“The Mummy” doesn’t sound like a particularly good idea: pairing up an aging action star with a creature feature staple that’s been shambling around in one form or another since the 1930s.
This reboot of the franchise doesn’t do anything
particularly new or exciting, though it works up a fair amount of sweat getting
there. It’s definitely in the mold of the Brendan Fraser/Rachel Weisz romps,
which placed an emphasis on digital effects, humor and light horror.
The role of soldier/treasure hunter Nick definitely falls
outside of Tom Cruise’s groove: likable good guys with a scallywag twist. Here
it’s all scally and no wag.
The girl keeps telling him he’s good guy down deep inside, but
then he does things like flee from the mummy in a van, leaving her behind. But
no, she insists, remember when we were on the plummeting plane and you gave me
the only parachute?
“I thought there was another one,” he confesses.
This refers to one of the film’s more memorable scenes, were
Nick goes down in a plane crash and wakes up in the morgue writhing inside a body
bag, not a scratch on him. It seems he’s been selected by an ancient Egyptian
princess to be his “Chosen One,” who will become the vessel of Set, god of
death, bringing about a reign of evil upon the Earth. In the meantime, the
curse keeps him from dying.
Considering how her betrothed keeps rejecting her, running
away and stabbing her with stuff, you’d think a smart she-mummy would just go
off and choose someone else for the honor.

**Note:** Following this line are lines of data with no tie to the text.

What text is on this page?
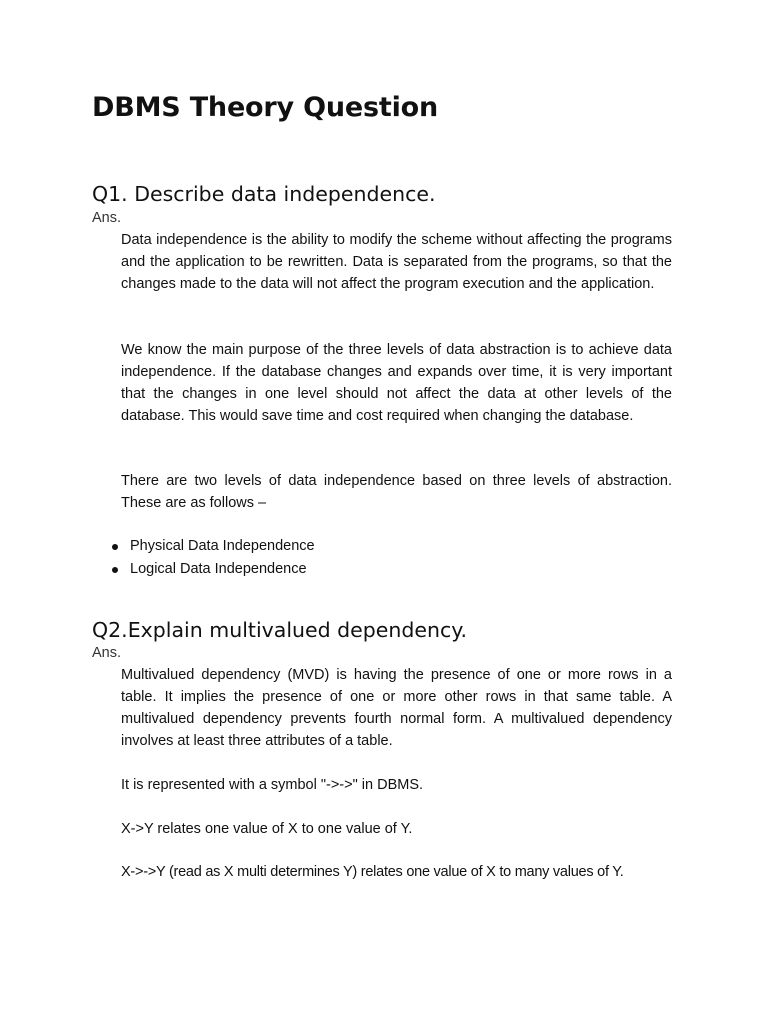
DBMS Theory Question
Q1. Describe data independence.
Ans.

Data independence is the ability to modify the scheme without affecting the programs and the application to be rewritten. Data is separated from the programs, so that the changes made to the data will not affect the program execution and the application.

We know the main purpose of the three levels of data abstraction is to achieve data independence. If the database changes and expands over time, it is very important that the changes in one level should not affect the data at other levels of the database. This would save time and cost required when changing the database.

There are two levels of data independence based on three levels of abstraction. These are as follows –

Physical Data Independence
Logical Data Independence
Q2.Explain multivalued dependency.
Ans.

Multivalued dependency (MVD) is having the presence of one or more rows in a table. It implies the presence of one or more other rows in that same table. A multivalued dependency prevents fourth normal form. A multivalued dependency involves at least three attributes of a table.

It is represented with a symbol "->->" in DBMS.

X->Y relates one value of X to one value of Y.

X->->Y (read as X multi determines Y) relates one value of X to many values of Y.
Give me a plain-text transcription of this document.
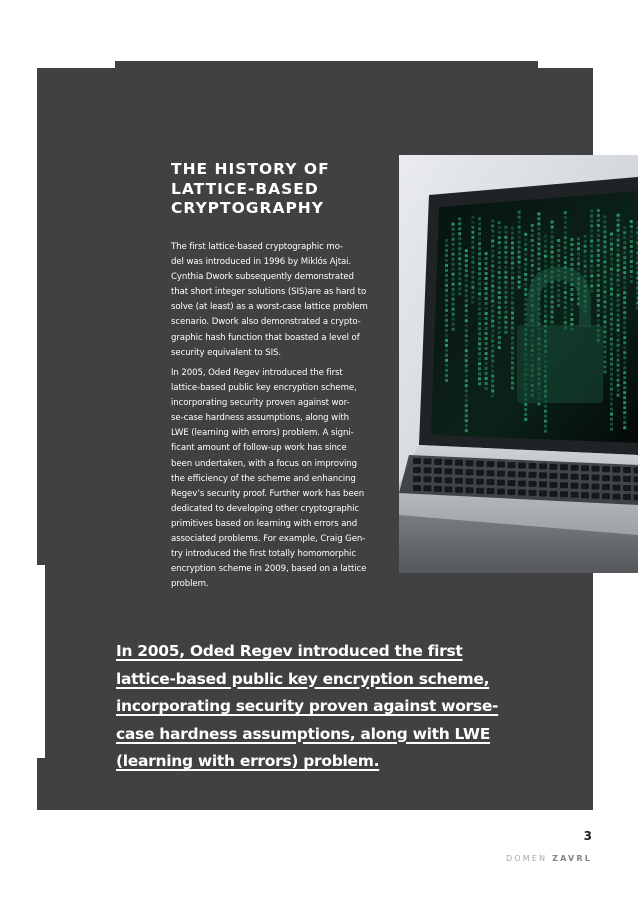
THE HISTORY OF
LATTICE-BASED
CRYPTOGRAPHY
The first lattice-based cryptographic mo-
del was introduced in 1996 by Miklós Ajtai.
Cynthia Dwork subsequently demonstrated
that short integer solutions (SIS)are as hard to
solve (at least) as a worst-case lattice problem
scenario. Dwork also demonstrated a crypto-
graphic hash function that boasted a level of
security equivalent to SIS.
In 2005, Oded Regev introduced the first
lattice-based public key encryption scheme,
incorporating security proven against wor-
se-case hardness assumptions, along with
LWE (learning with errors) problem. A signi-
ficant amount of follow-up work has since
been undertaken, with a focus on improving
the efficiency of the scheme and enhancing
Regev’s security proof. Further work has been
dedicated to developing other cryptographic
primitives based on learning with errors and
associated problems. For example, Craig Gen-
try introduced the first totally homomorphic
encryption scheme in 2009, based on a lattice
problem.
In 2005, Oded Regev introduced the first
lattice-based public key encryption scheme,
incorporating security proven against worse-
case hardness assumptions, along with LWE
(learning with errors) problem.
3
DOMEN ZAVRL
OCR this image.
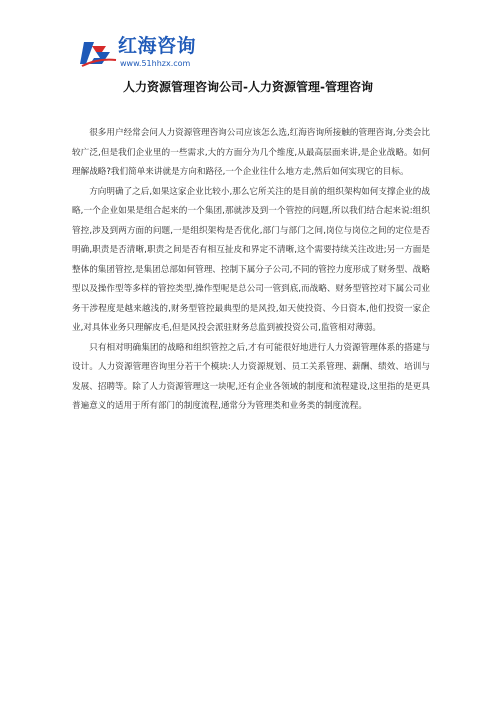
红海咨询
www.51hhzx.com
人力资源管理咨询公司-人力资源管理-管理咨询

很多用户经常会问人力资源管理咨询公司应该怎么选,红海咨询所接触的管理咨询,分类会比较广泛,但是我们企业里的一些需求,大的方面分为几个维度,从最高层面来讲,是企业战略。如何理解战略?我们简单来讲就是方向和路径,一个企业往什么地方走,然后如何实现它的目标。

方向明确了之后,如果这家企业比较小,那么它所关注的是目前的组织架构如何支撑企业的战略,一个企业如果是组合起来的一个集团,那就涉及到一个管控的问题,所以我们结合起来说:组织管控,涉及到两方面的问题,一是组织架构是否优化,部门与部门之间,岗位与岗位之间的定位是否明确,职责是否清晰,职责之间是否有相互扯皮和界定不清晰,这个需要持续关注改进;另一方面是整体的集团管控,是集团总部如何管理、控制下属分子公司,不同的管控力度形成了财务型、战略型以及操作型等多样的管控类型,操作型呢是总公司一管到底,而战略、财务型管控对下属公司业务干涉程度是越来越浅的,财务型管控最典型的是风投,如天使投资、今日资本,他们投资一家企业,对具体业务只理解皮毛,但是风投会派驻财务总监到被投资公司,监管相对薄弱。

只有相对明确集团的战略和组织管控之后,才有可能很好地进行人力资源管理体系的搭建与设计。人力资源管理咨询里分若干个模块:人力资源规划、员工关系管理、薪酬、绩效、培训与发展、招聘等。除了人力资源管理这一块呢,还有企业各领域的制度和流程建设,这里指的是更具普遍意义的适用于所有部门的制度流程,通常分为管理类和业务类的制度流程。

Sofia Boutella plays Ahmanet, the mummy. She’s visually
arresting but not particularly scary. She starts off as a twisted bug-like
skeleton wrapped in bandages, and gradually gains strength and flesh by kissing
people and sucking out their vital essence, which in turn adds them to her
growing army of zombies.
Her skin is an ashy gray riddled with etched markings, while
a few bones pop out of her wrappings. Most arresting are her eyes, which have
double irises.
Annabelle Wallis plays Jenny, an archeologist who had a
fling with Nick and now considers him a waste of her time. It’s an odd,
mismatched pairing, almost as if they split Indiana Jones into a couple and
made each half resent the other.
Jake Johnson plays Nick’s wingman, Vail, the sort who’s
always urging him to take the safer path, and his advice is never heeded. And
Russell Crowe pops up as a very polite doctor with a mean streak.
You may have heard “The Mummy” is the first picture in Universal
Studio’s “Dark Universe” project, an attempt to revive all their classic
monsters -- Frankenstein, the Invisible Man, Dracula, etc. -- and bind them
together in a shared world like comic book superheroes.
I’m all for it, but based on this movie they’re off to a
shaky start. Director Alex Kurtzman is a seasoned writer/producer marking only
his second stint behind the camera. He lacks visual flair, and has an
unfortunate tendency to shoot the action from oblique angles so we don’t get
the full impact of the gruesome beasties.
The script, credited to Christopher McQuarrie, David Koepp
and Dylan Kussman, borrows liberally from other movies. There’s a fight inside
a truck lifted straight out of “Raiders of the Lost Ark,” and there are plenty
of visual cues from other mummy movies, such as the creature’s face appearing
out of a sand storm. Also an ongoing postmortem conversation with a friend a la "An American Werewolf in London."